The trail led into a meadow studded with tree stumps. On the far side of the meadow was a pile of logs, and what looked like the start of a log cabin.

“My home,” said Awn.

In the future, Tucker thought, this is where Awn will die.

Awn said, “As I stated, my ability to manipulate the diskos is limited; I cannot create them at will, nor guarantee their destination. The disko atop the Cydonian Pyramid will take you to your own time, though I cannot promise that you will arrive in Hopewell.”

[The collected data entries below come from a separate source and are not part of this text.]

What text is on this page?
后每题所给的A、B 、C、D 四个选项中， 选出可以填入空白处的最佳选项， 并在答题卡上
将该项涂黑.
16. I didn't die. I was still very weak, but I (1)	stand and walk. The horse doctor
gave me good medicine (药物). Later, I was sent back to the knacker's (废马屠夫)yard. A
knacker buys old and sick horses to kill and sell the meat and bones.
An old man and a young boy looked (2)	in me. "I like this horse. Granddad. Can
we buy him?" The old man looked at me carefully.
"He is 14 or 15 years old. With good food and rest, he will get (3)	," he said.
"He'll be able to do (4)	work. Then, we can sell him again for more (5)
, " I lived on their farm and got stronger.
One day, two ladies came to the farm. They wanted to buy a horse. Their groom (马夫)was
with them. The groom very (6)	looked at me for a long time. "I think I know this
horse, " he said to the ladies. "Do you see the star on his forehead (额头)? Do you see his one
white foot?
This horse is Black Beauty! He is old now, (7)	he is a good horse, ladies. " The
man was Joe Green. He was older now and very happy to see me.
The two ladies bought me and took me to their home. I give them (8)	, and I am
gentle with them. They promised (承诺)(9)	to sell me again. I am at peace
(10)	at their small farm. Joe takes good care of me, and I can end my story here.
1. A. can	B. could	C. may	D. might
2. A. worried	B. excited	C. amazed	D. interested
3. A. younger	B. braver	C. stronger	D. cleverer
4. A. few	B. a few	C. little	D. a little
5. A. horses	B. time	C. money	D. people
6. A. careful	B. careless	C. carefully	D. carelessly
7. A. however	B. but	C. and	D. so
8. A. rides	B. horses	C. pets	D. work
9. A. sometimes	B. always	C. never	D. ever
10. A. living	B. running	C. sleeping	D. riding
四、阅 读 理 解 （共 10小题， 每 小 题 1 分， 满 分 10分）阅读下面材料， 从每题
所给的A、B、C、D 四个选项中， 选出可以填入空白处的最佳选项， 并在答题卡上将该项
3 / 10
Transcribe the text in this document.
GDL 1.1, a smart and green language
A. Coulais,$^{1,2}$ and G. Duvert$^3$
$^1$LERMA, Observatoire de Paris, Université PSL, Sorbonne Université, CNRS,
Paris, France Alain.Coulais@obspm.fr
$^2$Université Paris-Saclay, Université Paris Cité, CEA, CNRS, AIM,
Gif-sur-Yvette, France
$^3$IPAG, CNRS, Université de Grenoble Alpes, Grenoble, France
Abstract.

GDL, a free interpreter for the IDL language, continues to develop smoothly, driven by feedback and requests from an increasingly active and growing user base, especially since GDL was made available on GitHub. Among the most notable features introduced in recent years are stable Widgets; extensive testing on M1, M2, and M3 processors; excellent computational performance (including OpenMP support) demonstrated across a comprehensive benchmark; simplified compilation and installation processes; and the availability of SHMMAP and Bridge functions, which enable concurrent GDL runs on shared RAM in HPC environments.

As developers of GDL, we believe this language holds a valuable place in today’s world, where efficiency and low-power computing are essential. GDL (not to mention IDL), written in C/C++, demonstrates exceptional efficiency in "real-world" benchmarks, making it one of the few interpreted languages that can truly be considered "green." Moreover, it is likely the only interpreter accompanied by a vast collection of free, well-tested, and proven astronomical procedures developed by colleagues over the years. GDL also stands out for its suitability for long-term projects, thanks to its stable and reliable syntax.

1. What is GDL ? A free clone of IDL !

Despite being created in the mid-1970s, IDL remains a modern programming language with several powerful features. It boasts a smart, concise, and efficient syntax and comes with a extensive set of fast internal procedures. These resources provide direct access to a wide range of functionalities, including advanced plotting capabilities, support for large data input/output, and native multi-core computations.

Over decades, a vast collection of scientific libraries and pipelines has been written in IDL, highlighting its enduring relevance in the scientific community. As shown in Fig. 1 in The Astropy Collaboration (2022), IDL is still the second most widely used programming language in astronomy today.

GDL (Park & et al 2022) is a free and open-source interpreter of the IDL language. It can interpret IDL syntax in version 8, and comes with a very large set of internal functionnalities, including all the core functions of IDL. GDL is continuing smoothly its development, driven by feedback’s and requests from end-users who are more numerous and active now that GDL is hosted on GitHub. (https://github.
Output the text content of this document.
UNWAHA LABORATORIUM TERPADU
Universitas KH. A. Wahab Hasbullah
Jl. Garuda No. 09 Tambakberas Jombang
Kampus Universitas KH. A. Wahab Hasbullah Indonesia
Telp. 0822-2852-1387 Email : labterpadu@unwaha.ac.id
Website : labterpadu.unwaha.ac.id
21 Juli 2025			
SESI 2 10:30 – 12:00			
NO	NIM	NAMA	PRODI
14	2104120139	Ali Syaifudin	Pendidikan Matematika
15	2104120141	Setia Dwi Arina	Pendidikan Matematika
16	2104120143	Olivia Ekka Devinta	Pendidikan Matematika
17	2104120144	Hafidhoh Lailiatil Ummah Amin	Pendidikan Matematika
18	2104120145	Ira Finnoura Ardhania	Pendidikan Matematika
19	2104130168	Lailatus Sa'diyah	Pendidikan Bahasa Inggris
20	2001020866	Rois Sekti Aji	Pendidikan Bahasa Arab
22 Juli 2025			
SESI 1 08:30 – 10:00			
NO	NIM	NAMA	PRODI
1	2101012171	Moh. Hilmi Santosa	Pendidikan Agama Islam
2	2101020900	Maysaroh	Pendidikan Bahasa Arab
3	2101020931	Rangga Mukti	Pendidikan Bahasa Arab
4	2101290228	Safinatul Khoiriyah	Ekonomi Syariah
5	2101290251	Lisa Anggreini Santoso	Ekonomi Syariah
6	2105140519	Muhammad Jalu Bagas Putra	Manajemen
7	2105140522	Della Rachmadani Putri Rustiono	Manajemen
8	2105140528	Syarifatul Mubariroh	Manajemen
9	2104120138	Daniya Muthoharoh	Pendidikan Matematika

“You mean it might take us to the top of Mount Everest?” Tucker said.

“A disko on Everest has yet to be conceived by the builder, so no, you need not fear that.”

“But we might end up someplace not in Hopewell?”

“Hopewell is a place of special interest to the designer. You are likely to find yourself near your home.”

“Who is this designer? Is that another word for God?”

“Only if your concept of God is very limited. The designer of the diskos, and my creator, calls herself Iyl Rayn. She is a Klaatu.”

“I have met her,” said Lia. “She is no god.”